For almost a decade Alec Luhn lived and labored in Russia as a information correspondent. He traveled all around the nation, reporting on all the pieces from politics to sports activities to science. One among his first local weather tales was on how thawing permafrost is destroying Arctic cities. Later, he wrote a few city taken over by polar bears and about reindeer herders displaced by the oil trade. His time in Russia made it clear to him that local weather change was “the big story of our era,” says Luhn, who’s now a contract local weather journalist based mostly in England.

For his characteristic story on this difficulty, Luhn traveled to California, Texas and Louisiana to go to the websites of present and future direct-air-capture (DAC) vegetation. This know-how guarantees to suck carbon dioxide from the air, leaving it able to be sequestered within the floor, however it’s expensive. Its use can be loaded with necessary moral questions, which makes the tech “extremely contentious,” Luhn says. “Is DAC going to save the world by helping us compensate for those last few billion tons of CO2, or is it just going to perpetuate the fossil-fuel industry that we’re all so heavily reliant on today?”

Veronica Falconieri Hays
A New Sort of Ache Tablet

As a medical illustrator, Veronica Falconieri Hays focuses on each the very sophisticated and the very small. “Molecular biology is my jam,” she says. Ever since finding out biology in faculty, she has cherished to see by way of highly effective microscopes on the molecules and constructions that underpin life. “It’s easy to get lost in” these advanced worlds, she says. “You just kind of want to keep looking.”

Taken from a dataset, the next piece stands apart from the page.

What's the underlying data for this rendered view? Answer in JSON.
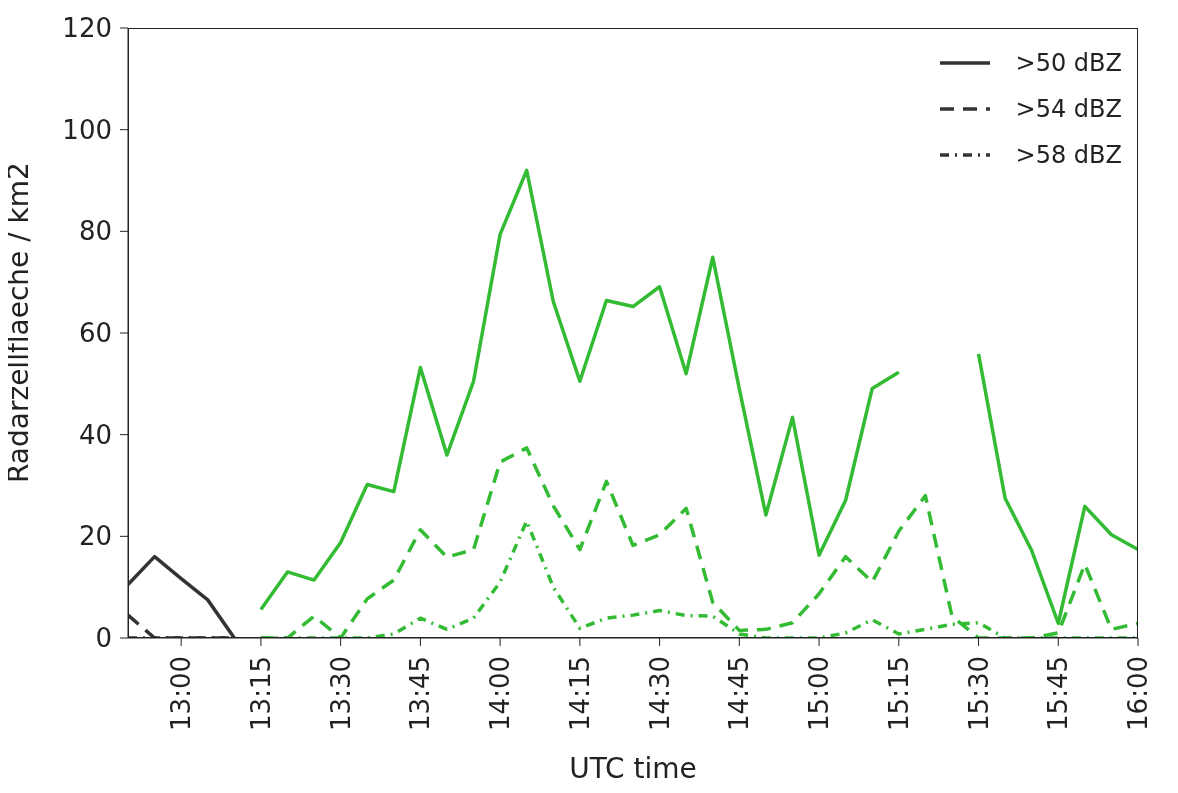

For each undertaking, Hays learns a few new space of science and tries to wrangle that data into a visible illustration that can “bring [you] along to learn what I just learned.” On this month’s characteristic on new ache medicines, written by science journalist Marla Broadfoot, Hays illustrated how ion channels permit nerves to fireplace—and the way sodium channel blockers can goal them to cease ache at its supply.

When Hays labored for the Nationwide Most cancers Institute in a cell biology lab from 2014 to 2018, scientists had been nonetheless making an attempt to grasp the construction of those ion channels. So she was significantly to find out how new medication are capable of goal them. “I’m really, really hopeful that these [new medications] are going to help a lot of people who deal with pain in their everyday life,” Hays says.

Lydia Denworth
Enhancing with Age

In highschool and faculty, Lydia Denworth was extra of a historical past and English individual—“I took the minimum amount of science classes possible,” she says. But in her profession as a journalist, she usually discovered herself overlaying health-related subjects. Her first e-book, printed in 2009, adopted the scientists who uncovered the poisonous results of lead. “I was really proud of it,” she says. From there Denworth started to delve extra into science reporting, usually with a concentrate on neuroscience. “Science felt important. It felt like stories worth telling.” Because it turned out, her lack of prior information was an asset that allowed her to ask higher questions and discover higher explanations.

Now a contributing editor at Scientific American, Denworth splits her time between Brooklyn and her household’s farm in central New York State. In her Science of Well being column, she writes about new or fascinating science that solutions questions readers could have about their very own well being. On this difficulty, she dispels the pervasive delusion that growing old all the time comes with cognitive decline. “There’s just this real cultural stereotype that everybody declines cognitively as they age,” Denworth says. However in actuality, “if you have a healthy brain, many people don’t decline almost at all.”